Des mentalités qui évoluent lentement

« Avec de tels niveaux de par­tic­ules fines, les gens devraient porter un masque. Mais depuis le coro­n­avirus où il a été ren­du oblig­a­toire, ils s’en sont lassés », con­cède le directeur de l’hôpital, Marek Wiez­ba. Pour lui, les habi­tants de Nowy Targ ne se ren­dent pas compte du risque auquel ils s’exposent, alors que les admis­sions dans son étab­lisse­ment pour des prob­lèmes car­diaques ou res­pi­ra­toires aug­mentent durant la péri­ode de chauffage. « Aujourd’hui, le prob­lème n’est plus matériel ou financier, explique-t-il. Ce sont les men­tal­ités qui doivent évoluer. Il faut que les gens com­pren­nent que le char­bon est dan­gereux pour leur san­té. Cela va pren­dre du temps, car ils se sont tou­jours chauf­fés ain­si. »
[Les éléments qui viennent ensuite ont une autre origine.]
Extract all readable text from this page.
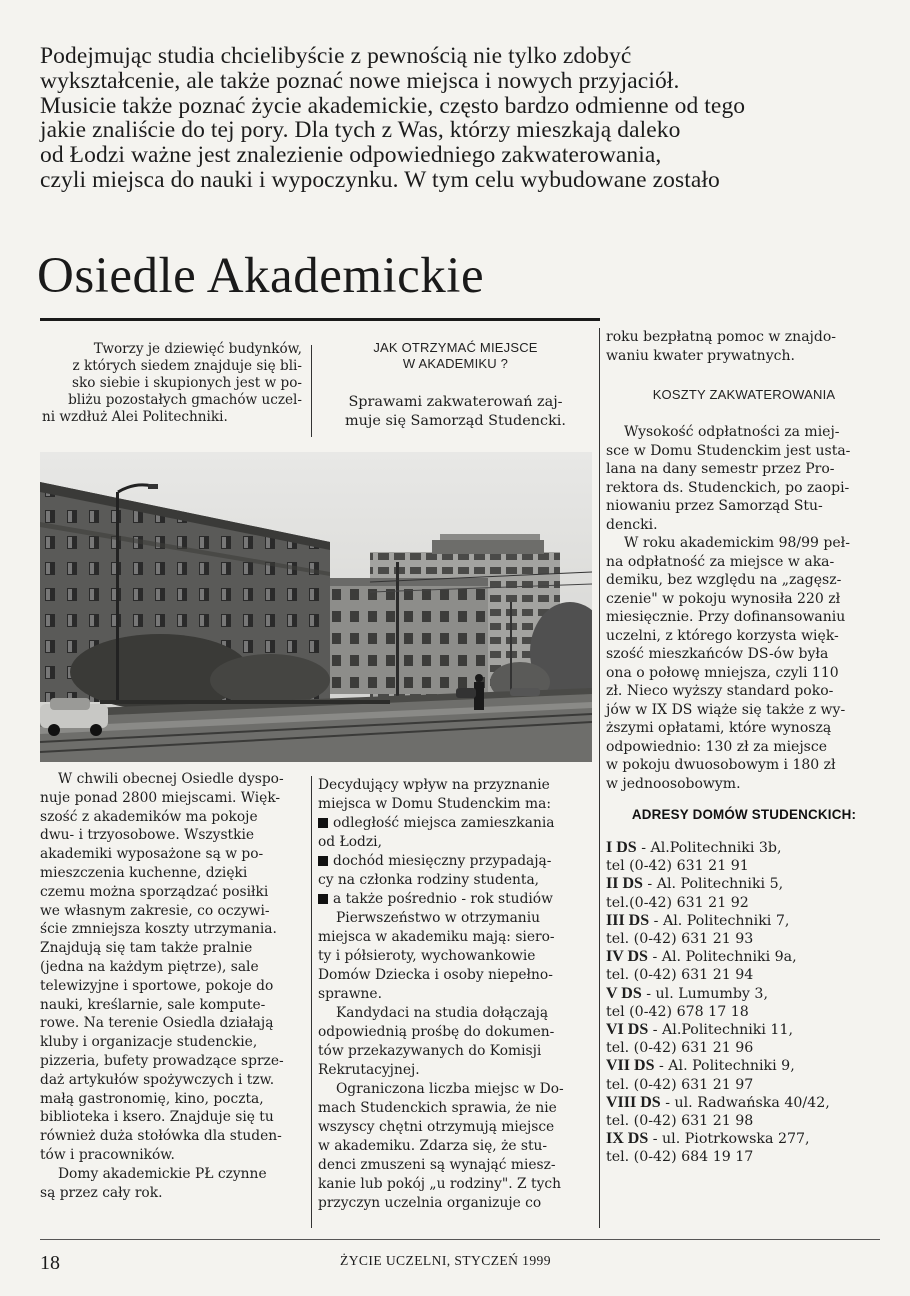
Podejmując studia chcielibyście z pewnością nie tylko zdobyć

wykształcenie, ale także poznać nowe miejsca i nowych przyjaciół.

Musicie także poznać życie akademickie, często bardzo odmienne od tego

jakie znaliście do tej pory. Dla tych z Was, którzy mieszkają daleko

od Łodzi ważne jest znalezienie odpowiedniego zakwaterowania,

czyli miejsca do nauki i wypoczynku. W tym celu wybudowane zostało

Osiedle Akademickie
Tworzy je dziewięć budynków,
z których siedem znajduje się bli-
sko siebie i skupionych jest w po-
bliżu pozostałych gmachów uczel-
ni wzdłuż Alei Politechniki.
JAK OTRZYMAĆ MIEJSCE
W AKADEMIKU ?
Sprawami zakwaterowań zaj-
muje się Samorząd Studencki.
W chwili obecnej Osiedle dyspo-
nuje ponad 2800 miejscami. Więk-
szość z akademików ma pokoje
dwu- i trzyosobowe. Wszystkie
akademiki wyposażone są w po-
mieszczenia kuchenne, dzięki
czemu można sporządzać posiłki
we własnym zakresie, co oczywi-
ście zmniejsza koszty utrzymania.
Znajdują się tam także pralnie
(jedna na każdym piętrze), sale
telewizyjne i sportowe, pokoje do
nauki, kreślarnie, sale kompute-
rowe. Na terenie Osiedla działają
kluby i organizacje studenckie,
pizzeria, bufety prowadzące sprze-
daż artykułów spożywczych i tzw.
małą gastronomię, kino, poczta,
biblioteka i ksero. Znajduje się tu
również duża stołówka dla studen-
tów i pracowników.
Domy akademickie PŁ czynne
są przez cały rok.
Decydujący wpływ na przyznanie
miejsca w Domu Studenckim ma:
odległość miejsca zamieszkania
od Łodzi,
dochód miesięczny przypadają-
cy na członka rodziny studenta,
a także pośrednio - rok studiów
Pierwszeństwo w otrzymaniu
miejsca w akademiku mają: siero-
ty i półsieroty, wychowankowie
Domów Dziecka i osoby niepełno-
sprawne.
Kandydaci na studia dołączają
odpowiednią prośbę do dokumen-
tów przekazywanych do Komisji
Rekrutacyjnej.
Ograniczona liczba miejsc w Do-
mach Studenckich sprawia, że nie
wszyscy chętni otrzymują miejsce
w akademiku. Zdarza się, że stu-
denci zmuszeni są wynająć miesz-
kanie lub pokój „u rodziny". Z tych
przyczyn uczelnia organizuje co
roku bezpłatną pomoc w znajdo-
waniu kwater prywatnych.
KOSZTY ZAKWATEROWANIA
Wysokość odpłatności za miej-
sce w Domu Studenckim jest usta-
lana na dany semestr przez Pro-
rektora ds. Studenckich, po zaopi-
niowaniu przez Samorząd Stu-
dencki.
W roku akademickim 98/99 peł-
na odpłatność za miejsce w aka-
demiku, bez względu na „zagęsz-
czenie" w pokoju wynosiła 220 zł
miesięcznie. Przy dofinansowaniu
uczelni, z którego korzysta więk-
szość mieszkańców DS-ów była
ona o połowę mniejsza, czyli 110
zł. Nieco wyższy standard poko-
jów w IX DS wiąże się także z wy-
ższymi opłatami, które wynoszą
odpowiednio: 130 zł za miejsce
w pokoju dwuosobowym i 180 zł
w jednoosobowym.
ADRESY DOMÓW STUDENCKICH:
I DS - Al.Politechniki 3b,
tel (0-42) 631 21 91
II DS - Al. Politechniki 5,
tel.(0-42) 631 21 92
III DS - Al. Politechniki 7,
tel. (0-42) 631 21 93
IV DS - Al. Politechniki 9a,
tel. (0-42) 631 21 94
V DS - ul. Lumumby 3,
tel (0-42) 678 17 18
VI DS - Al.Politechniki 11,
tel. (0-42) 631 21 96
VII DS - Al. Politechniki 9,
tel. (0-42) 631 21 97
VIII DS - ul. Radwańska 40/42,
tel. (0-42) 631 21 98
IX DS - ul. Piotrkowska 277,
tel. (0-42) 684 19 17
18	ŻYCIE UCZELNI, STYCZEŃ 1999
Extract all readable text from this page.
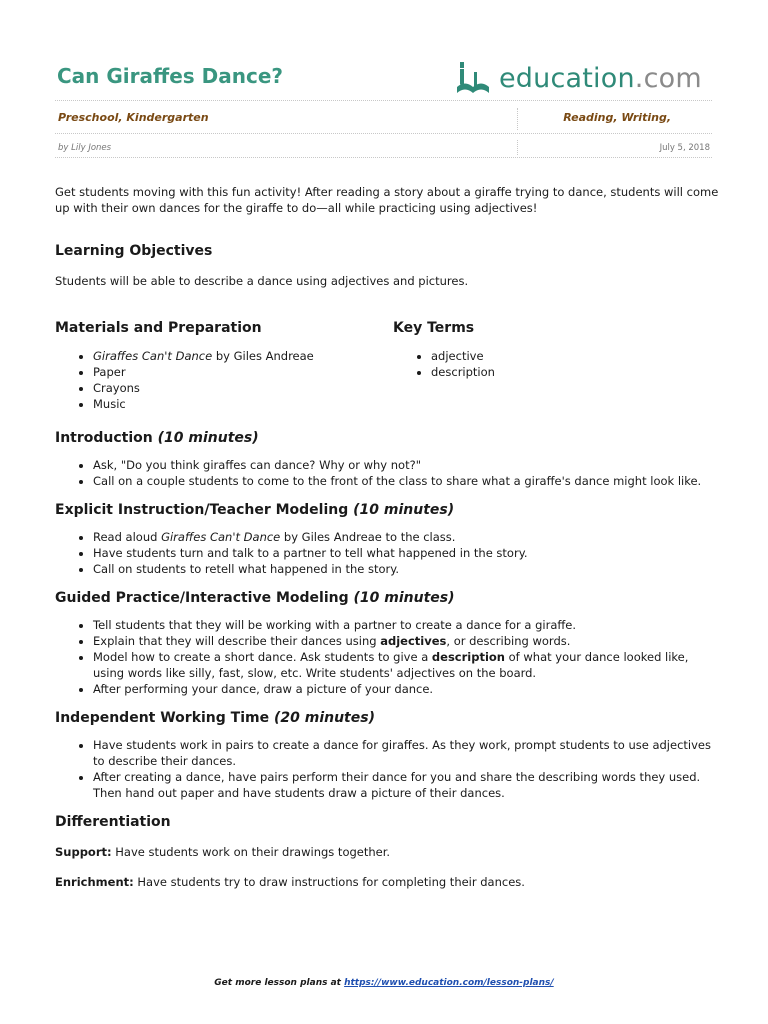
Can Giraffes Dance?	education.com
Preschool, Kindergarten	Reading, Writing,
by Lily Jones	July 5, 2018

Get students moving with this fun activity! After reading a story about a giraffe trying to dance, students will come up with their own dances for the giraffe to do—all while practicing using adjectives!

Learning Objectives

Students will be able to describe a dance using adjectives and pictures.

Materials and Preparation
• Giraffes Can't Dance by Giles Andreae
• Paper
• Crayons
• Music
Key Terms
• adjective
• description
Introduction (10 minutes)
• Ask, "Do you think giraffes can dance? Why or why not?"
• Call on a couple students to come to the front of the class to share what a giraffe's dance might look like.
Explicit Instruction/Teacher Modeling (10 minutes)
• Read aloud Giraffes Can't Dance by Giles Andreae to the class.
• Have students turn and talk to a partner to tell what happened in the story.
• Call on students to retell what happened in the story.
Guided Practice/Interactive Modeling (10 minutes)
• Tell students that they will be working with a partner to create a dance for a giraffe.
• Explain that they will describe their dances using adjectives, or describing words.
• Model how to create a short dance. Ask students to give a description of what your dance looked like, using words like silly, fast, slow, etc. Write students' adjectives on the board.
• After performing your dance, draw a picture of your dance.
Independent Working Time (20 minutes)
• Have students work in pairs to create a dance for giraffes. As they work, prompt students to use adjectives to describe their dances.
• After creating a dance, have pairs perform their dance for you and share the describing words they used. Then hand out paper and have students draw a picture of their dances.
Differentiation

Support: Have students work on their drawings together.

Enrichment: Have students try to draw instructions for completing their dances.

Get more lesson plans at https://www.education.com/lesson-plans/
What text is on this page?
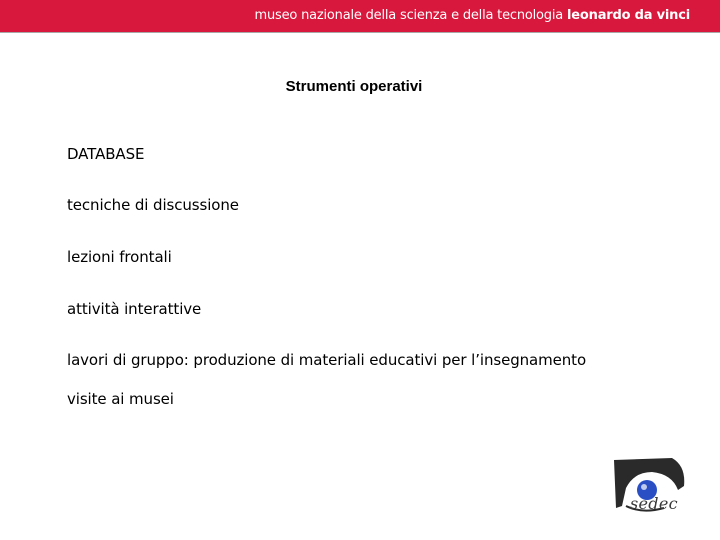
museo nazionale della scienza e della tecnologia leonardo da vinci
Strumenti operativi
DATABASE
tecniche di discussione
lezioni frontali
attività interattive
lavori di gruppo: produzione di materiali educativi per l’insegnamento
visite ai musei
sedec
Le directeur de l’hôpi­tal de Nowy Targ, Marek Wiez­ba souhait­erait que les pro­grammes sco­laires évolu­ent pour inclure des mod­ules sur la pol­lu­tion de l’air. ©Polska/Maxime Lau­rent

Dans son cab­i­net, Lidia Kołodziej fait le même con­stat : « 25% de mes jeunes patients sont atteints d’asthme, alors que c’est 5 à 6% des jeunes polon­ais. Leurs par­ents ne font pas le lien entre pol­lu­tion de l’air et mal­adie, alors il faut leur expli­quer. » Aujourd’hui atteinte de prob­lèmes res­pi­ra­toires et car­diaques qu’elle attribue à la pol­lu­tion de l’air, la médecin prend sur son temps libre pour inter­venir dans les écoles avec Mag­dale­na Cygan et sen­si­bilis­er les jeunes aux dan­gers du char­bon. Le déclic est arrivé lorsqu’elle a appris que ses deux filles souf­fraient d’asthme et d’allergies à cause du « smog ». « Je ne pou­vais pas sup­port­er que mes enfants par­tent avec un hand­i­cap dans la vie juste parce qu’elles vivent ici. » Les deux femmes sont per­suadées que, par l’éducation, les choses chang­eront. « J’espère être encore en vie le jour où ma ville sera entière­ment dépol­luée, mais j’ai du mal à y croire », con­fie Mag­dale­na Cygan. En Pologne, 43 000 décès pré­maturés par an auraient pour cause la pol­lu­tion de l’air d’après l’Union européenne. C’est 13 fois plus que les décès causés par les acci­dents de voiture dans le pays.